25 Mart 2019 Pazartesi

Bayındır, Üreğil dağları: Sağında Körfez, solunda İznik Gölü



Doğa gezilerimizde dün (24 Mart 2019 Pazar) İznik’in Bayındır ile Orhangazi’nin Üreğil köyleri arasında, bir yamacında İznik Gölü bir yamacında İzmit Körfezi görünen dağlarda yürüdük. Tamamen terk edilmiş köylerde, bir zamanlar öküz ve kara sabanla ekilip biçilen bu yayla-mera görünümlü Samanlı Dağı’nın hakim tepelerinde dolaşmak insanda farklı duygular yaratıyor. Güneşli güzel bir günde, en yüksek 7 dereceye varan serin bir havada 18 kilometre civarında yol teperek yepyeni şeylere tanıklık ettik.

Koza Dağcılık rehberliğinde minibüslerimiz Bursa-Gemlik-Orhangazi üzerinden Boyalıca’da Karamürsel yol ayrımına girdi, Bayındır köyüne ulaştı. Bayındır, İznik-Karamürsel yolu üzerinde bir köy.
Sabah köy kahvehanesi açıktı ama çevrede pek insana rastlamadık. Nüfus 150-180 civarıydaymış. Kısa bir moladan sonra araçlardan inerek, dibi sürülmüş bir meyve bahçesinden dik yamaçları tırmanmaya başladık.
Bayındır civarı yoğun tarım yapılan yerler değil. İznik Gölü kıyısındaki arazilere benzemiyor. “Karasal iklim” varmış. Ayaz hissediliyor. Bütün köyler gibi tarla ve bahçelerin çoğu boş duruyor. Yukarılara çıktıkça arazi yapısı meraları andırıyor.
Orman yok.
Buralarda seyrek de olsa keçi ağılları var. Uzaklarda birkaç orta ölçekli hayvan ahırına benzeyen binalar gördük. Yükseklere çıkarken küçük çaplı keçi sürüleri, çobanlar ve kangal köpeklerini görmek sevindiriciydi.

SOLUNDA İZNİK KÖRFEZİ, SOLUNDA  İZNİK GÖLÜ…

Önce, bölgeyi gözünüzün önünde canlandırmaya çalışayım.
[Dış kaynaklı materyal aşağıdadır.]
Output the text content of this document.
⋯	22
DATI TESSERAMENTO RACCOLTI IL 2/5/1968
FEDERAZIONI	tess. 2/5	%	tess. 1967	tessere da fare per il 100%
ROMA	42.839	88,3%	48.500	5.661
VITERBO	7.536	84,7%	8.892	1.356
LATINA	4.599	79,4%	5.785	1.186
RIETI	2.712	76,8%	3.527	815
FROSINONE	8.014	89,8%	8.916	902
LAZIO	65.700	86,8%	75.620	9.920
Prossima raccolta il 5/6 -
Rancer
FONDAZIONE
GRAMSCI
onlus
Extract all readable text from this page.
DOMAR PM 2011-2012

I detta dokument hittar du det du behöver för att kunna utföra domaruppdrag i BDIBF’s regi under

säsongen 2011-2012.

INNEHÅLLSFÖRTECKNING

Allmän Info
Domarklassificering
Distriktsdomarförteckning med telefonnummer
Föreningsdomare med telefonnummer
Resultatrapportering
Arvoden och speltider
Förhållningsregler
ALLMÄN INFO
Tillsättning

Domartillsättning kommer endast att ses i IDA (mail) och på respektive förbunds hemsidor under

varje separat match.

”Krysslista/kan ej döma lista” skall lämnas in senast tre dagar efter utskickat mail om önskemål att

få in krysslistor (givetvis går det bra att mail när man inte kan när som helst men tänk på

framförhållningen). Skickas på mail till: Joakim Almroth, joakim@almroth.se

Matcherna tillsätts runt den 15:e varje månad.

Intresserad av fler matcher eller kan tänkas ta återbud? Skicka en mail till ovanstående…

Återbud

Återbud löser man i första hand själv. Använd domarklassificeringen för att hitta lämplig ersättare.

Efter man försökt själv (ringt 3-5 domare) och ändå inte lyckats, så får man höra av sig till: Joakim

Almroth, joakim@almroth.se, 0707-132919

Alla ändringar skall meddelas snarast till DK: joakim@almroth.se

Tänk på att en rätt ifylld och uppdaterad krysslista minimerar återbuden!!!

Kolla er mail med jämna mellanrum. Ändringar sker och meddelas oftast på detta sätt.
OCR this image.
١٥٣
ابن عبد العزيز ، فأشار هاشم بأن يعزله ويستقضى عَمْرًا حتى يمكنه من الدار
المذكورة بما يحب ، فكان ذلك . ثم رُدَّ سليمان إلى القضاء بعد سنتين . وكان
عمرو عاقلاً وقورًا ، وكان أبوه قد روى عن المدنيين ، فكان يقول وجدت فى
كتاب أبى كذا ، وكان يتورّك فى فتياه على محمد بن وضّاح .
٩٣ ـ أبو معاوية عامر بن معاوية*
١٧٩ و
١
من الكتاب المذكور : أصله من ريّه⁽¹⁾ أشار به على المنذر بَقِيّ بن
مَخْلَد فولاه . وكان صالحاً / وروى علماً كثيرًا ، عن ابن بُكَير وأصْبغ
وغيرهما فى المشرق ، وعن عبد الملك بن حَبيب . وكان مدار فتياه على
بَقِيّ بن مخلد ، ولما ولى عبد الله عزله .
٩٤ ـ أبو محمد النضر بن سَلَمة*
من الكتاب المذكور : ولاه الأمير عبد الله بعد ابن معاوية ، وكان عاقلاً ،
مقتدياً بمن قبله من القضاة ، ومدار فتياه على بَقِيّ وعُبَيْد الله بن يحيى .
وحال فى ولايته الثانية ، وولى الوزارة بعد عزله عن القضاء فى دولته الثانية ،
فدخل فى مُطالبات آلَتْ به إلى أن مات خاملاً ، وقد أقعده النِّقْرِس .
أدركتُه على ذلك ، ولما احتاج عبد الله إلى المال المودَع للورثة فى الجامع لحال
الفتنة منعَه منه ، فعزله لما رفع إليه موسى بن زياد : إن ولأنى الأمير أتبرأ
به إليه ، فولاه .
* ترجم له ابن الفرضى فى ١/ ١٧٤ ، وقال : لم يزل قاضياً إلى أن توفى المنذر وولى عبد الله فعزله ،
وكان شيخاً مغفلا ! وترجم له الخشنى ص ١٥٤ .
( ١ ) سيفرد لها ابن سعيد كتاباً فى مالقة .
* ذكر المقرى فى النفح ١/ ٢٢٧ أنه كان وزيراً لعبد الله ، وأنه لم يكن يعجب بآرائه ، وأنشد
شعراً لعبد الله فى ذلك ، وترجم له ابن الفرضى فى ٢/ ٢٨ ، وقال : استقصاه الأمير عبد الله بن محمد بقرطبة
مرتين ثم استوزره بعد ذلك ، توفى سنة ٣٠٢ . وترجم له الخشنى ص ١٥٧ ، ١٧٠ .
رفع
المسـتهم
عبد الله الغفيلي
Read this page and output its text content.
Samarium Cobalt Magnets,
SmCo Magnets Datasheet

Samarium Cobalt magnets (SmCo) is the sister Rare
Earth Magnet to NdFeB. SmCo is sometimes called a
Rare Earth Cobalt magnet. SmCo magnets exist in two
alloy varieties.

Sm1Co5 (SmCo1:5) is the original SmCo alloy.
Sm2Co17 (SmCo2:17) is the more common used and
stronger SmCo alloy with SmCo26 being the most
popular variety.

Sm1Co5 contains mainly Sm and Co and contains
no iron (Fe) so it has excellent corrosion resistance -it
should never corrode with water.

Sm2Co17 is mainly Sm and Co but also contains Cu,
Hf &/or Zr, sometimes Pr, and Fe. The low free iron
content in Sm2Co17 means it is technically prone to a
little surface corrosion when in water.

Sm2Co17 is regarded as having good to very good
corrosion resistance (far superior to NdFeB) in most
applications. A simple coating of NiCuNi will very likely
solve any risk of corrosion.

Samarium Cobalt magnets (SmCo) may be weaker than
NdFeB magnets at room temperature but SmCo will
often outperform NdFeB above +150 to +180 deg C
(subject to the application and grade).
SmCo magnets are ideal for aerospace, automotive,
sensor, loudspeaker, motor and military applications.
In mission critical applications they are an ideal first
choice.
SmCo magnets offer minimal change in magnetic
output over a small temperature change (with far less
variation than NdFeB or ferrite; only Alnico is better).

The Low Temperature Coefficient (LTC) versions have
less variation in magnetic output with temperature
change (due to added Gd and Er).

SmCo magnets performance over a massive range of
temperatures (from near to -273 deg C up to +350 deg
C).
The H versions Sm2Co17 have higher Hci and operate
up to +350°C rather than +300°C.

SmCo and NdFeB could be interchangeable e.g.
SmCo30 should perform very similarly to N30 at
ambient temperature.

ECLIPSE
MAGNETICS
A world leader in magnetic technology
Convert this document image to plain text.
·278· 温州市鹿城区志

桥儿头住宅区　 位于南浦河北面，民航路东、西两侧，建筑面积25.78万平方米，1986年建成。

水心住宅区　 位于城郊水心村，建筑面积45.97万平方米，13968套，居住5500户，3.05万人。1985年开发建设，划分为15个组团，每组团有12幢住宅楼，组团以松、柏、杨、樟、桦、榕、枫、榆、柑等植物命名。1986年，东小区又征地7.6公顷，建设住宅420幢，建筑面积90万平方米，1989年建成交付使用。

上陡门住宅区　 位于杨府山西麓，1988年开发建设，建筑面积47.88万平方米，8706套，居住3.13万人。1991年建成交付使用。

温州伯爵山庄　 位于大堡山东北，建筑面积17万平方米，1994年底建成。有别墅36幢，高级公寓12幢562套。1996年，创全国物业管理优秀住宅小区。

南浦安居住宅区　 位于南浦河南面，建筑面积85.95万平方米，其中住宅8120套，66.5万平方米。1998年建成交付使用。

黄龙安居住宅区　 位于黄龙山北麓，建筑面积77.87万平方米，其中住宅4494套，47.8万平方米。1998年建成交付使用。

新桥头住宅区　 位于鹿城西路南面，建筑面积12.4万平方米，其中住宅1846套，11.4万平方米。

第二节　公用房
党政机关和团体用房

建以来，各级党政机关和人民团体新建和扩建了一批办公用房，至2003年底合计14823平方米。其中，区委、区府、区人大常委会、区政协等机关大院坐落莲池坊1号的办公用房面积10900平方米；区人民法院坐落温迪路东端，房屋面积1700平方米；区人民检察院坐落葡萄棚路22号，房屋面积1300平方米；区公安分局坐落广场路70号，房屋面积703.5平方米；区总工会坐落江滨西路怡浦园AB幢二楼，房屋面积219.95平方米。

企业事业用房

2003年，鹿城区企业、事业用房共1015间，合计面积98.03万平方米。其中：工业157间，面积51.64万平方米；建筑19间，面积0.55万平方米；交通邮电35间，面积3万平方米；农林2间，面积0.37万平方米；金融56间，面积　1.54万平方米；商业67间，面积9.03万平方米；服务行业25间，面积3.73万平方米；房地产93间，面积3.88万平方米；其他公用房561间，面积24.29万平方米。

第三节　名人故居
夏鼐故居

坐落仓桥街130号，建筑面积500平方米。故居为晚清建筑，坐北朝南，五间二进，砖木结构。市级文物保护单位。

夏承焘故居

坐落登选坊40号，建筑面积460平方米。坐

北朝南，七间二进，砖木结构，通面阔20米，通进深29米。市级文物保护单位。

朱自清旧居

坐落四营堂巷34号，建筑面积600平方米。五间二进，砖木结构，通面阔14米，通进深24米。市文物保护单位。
Bayındır köyü İznik’te ovada veya dağın dibindeki zeytinci köylerden değil, yukarıda,  Karamürsel yolu üzerinde. Köyden itibaren tepelere çıktığınızda, bir yanda İznik Gölü,
tepelerin karkasında ise İzmit Körfezi sularını görüyorsunuz. Körfez Geçiş Köprüsü, yani şu otomobilinizden her geçişte 145 liracık alan, paralı ve pahalı Osmangazi Köprüsü gayet net görünüyor. 
Düşünün İznik Gölü tarafında, Çakırlı, Keramet, Üreğil köyleri. Yakında  Orhangazi’ye bağlı Mahmudiye köyü… Biraz uzakta Fevziçakmak, Feyziye ve Şermayeci köyleri, ilerisinde İzmit körfezinin mavi suları. Ve tabi ufuklarda İstanbul…
Yani bu bölge hem Orhangazi-İznik, hem de Orhangazi-Yalova, İznik-Karamürsel sınırlarının kesiştiği bir yer.

İnişli çıkışlı tepeler boyunca doğalgaz boru hattı dikkat çekiyor.

Bölgenin büyük bölümü orman değil. Yayla, mera, otlak havası var.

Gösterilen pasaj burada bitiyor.